In questo modo rispondevo alla volontà della mia famiglia ma non avevo certo rinunciato al bere; non appresi quasi nulla da quell'esperienza, forse non ero pronta, e abbandonai il cammino dopo sei mesi con la scusa che l'equipe ostacolava una relazione che avevo instaurato con altro utente. Uscii e la prima cosa che feci fu andare a bere. La relazione con l'altro utente continuò nonostante la mia ricaduta e nonostante il coma etilico che venne subito dopo; dimessa dall'ospedale e dalla clinica cominciò un periodo di astinenza, convivevo, lui lavorava ed iniziai a frequentare il CAT, Club degli Alcolisti in Trattamento. Nonostante l'astinenza il problema persisteva e ben presto ricominciai a bere di nascosto fino a quando nell'estate del 2006, il mio compagno telefonò agli amici del CAT informandoli della mia ricaduta e mi lasciò. Furono proprio gli amici del CAT, insieme alla mia famiglia, che si presero cura di me e mi indirizzarono all'ennesimo ricovero in clinica. Ne uscii rinata, convinta di non bere più e tornai a vivere con i miei genitori. Mio padre era molto malato e anche per lui decisi di smettere, per dargli un ultimo periodo di tregua; ci lasciò nel 2007 e io ormai non bevevo più e ripresi a lavorare in uno studio legale. Continuavo a frequentare il CAT e questo mi dava forza. Tutto andava bene ma, frequentando certi ambienti, le occasioni per bere erano sempre più frequenti e nell'autunno del 2008 ebbi una brutta ricaduta; mi licenziai e, spinta dal servizio di alcologia e da mio fratello, cominciai a frequentare un cento diurno per persone con problemi di alcol e droga.
Per circa 2 anni la mia vita si svolse tra quelle mura e quelle di casa di mia madre che mi seguiva passo passo. Dopo 2 anni di astinenza la mia insoddisfazione per la mancanza di un lavoro, che neanche cercavo, e di una vita affettiva cominciò a crescere e mi buttai nuovamente nell'alcol pensando di colmare così la mie mancanze.
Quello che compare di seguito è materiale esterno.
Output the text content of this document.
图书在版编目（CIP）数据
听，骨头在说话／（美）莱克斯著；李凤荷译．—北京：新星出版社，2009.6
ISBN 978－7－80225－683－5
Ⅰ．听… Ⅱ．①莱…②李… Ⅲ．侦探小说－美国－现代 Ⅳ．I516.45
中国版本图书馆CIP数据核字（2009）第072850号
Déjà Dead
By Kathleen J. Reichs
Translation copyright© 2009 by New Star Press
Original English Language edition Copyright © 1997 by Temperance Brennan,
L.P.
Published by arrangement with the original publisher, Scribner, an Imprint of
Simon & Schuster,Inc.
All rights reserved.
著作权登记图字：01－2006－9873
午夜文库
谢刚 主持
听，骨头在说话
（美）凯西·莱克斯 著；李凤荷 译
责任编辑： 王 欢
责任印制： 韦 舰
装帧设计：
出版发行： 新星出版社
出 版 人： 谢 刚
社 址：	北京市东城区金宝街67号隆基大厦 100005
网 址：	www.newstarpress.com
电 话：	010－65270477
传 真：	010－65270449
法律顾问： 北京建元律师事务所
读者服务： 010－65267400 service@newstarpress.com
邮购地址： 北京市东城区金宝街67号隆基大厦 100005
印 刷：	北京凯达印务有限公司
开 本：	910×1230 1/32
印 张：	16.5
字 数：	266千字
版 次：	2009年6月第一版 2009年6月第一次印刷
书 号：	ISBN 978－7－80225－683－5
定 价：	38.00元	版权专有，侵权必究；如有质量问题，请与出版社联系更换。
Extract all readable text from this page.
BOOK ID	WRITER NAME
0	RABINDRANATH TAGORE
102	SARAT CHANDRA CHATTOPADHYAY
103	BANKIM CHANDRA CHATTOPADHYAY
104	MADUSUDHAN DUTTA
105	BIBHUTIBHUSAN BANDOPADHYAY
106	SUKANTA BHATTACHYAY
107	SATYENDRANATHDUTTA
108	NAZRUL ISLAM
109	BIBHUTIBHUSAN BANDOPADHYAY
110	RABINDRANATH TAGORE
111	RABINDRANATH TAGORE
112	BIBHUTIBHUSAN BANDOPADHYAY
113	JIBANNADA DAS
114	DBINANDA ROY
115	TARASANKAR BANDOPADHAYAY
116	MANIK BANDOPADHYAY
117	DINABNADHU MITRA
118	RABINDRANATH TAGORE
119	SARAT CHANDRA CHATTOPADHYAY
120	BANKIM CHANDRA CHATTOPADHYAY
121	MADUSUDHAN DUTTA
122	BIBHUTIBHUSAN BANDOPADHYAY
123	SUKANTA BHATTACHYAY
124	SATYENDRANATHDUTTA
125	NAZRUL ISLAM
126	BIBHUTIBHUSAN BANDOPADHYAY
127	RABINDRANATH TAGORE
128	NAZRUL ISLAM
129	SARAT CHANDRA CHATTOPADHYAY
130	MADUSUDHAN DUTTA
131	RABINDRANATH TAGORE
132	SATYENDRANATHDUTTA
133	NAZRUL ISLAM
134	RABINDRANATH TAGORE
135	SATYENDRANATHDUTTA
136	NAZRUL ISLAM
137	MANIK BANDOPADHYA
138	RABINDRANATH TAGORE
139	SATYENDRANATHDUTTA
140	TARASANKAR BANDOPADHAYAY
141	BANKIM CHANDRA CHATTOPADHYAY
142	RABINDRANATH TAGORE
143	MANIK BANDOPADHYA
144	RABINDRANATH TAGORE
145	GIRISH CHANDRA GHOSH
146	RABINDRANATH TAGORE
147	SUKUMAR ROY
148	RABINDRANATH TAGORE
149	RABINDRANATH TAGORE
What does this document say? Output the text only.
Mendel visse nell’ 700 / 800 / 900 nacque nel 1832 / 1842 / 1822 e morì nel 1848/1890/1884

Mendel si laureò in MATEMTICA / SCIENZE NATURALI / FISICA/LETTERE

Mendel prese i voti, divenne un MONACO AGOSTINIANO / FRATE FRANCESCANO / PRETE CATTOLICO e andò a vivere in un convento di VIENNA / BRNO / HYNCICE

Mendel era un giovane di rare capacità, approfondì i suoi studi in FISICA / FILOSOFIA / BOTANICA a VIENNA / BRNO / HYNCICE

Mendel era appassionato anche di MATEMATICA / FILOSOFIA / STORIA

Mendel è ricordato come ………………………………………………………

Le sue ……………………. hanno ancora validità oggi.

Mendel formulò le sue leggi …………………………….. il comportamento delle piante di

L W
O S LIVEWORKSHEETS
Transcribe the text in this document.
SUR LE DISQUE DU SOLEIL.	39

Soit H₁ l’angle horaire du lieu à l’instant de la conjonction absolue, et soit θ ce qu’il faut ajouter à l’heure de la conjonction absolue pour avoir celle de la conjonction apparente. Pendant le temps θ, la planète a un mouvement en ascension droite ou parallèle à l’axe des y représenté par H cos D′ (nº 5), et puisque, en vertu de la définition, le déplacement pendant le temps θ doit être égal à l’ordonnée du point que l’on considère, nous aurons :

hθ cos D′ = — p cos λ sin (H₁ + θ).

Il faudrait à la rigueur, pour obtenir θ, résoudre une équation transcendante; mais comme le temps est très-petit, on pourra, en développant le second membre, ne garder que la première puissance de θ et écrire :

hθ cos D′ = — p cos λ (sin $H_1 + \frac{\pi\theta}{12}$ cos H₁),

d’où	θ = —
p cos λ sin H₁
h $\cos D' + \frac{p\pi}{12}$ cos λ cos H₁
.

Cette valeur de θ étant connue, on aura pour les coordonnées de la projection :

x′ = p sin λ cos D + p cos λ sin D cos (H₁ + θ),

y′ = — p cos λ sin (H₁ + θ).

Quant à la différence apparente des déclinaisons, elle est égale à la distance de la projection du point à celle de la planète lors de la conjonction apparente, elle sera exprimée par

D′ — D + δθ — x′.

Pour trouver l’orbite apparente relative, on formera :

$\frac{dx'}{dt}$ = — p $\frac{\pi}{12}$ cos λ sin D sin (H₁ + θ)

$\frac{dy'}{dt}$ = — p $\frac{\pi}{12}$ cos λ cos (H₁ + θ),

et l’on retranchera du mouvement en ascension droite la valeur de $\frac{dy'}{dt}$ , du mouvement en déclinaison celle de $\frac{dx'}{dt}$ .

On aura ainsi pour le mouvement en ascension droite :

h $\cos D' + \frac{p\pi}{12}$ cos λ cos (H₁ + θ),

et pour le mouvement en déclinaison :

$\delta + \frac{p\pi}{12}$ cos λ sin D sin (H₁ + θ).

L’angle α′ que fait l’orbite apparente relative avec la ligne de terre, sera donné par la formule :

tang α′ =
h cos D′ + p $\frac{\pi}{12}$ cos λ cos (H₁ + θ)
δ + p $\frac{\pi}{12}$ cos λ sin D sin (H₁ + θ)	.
Dopo qualche mese mi ritrovai di nuovo in coma e dopo 3 mesi trascorsi tra ospedale e cliniche sono approdata qui al CUFRAD con passaggio diretto. Qui ho cominciato un nuovo percorso di psicoterapia individuale dopo quello di terapia familiare intrapreso al centro diurno.
Questo percorso mi sta servendo molto, mi sta facendo raggiungere un maggior grado di consapevolezza della mia dipendenza ed una maggiore determinazione nel continuare.
So che la strada non è finita e so anche che fuori di qui le cose dovranno cambiare e proprio per questo sto analizzando il rapporto con mia madre e con tutta la mia famiglia che tanto ha avuto parte nella mia vita.
Quando mi sentirò pronta ad affrontare nuovamente la vita fuori da un contesto comunitario lo farò con propositi nuovi e con sempre maggiore volontà di cambiamento e di rinnovamento.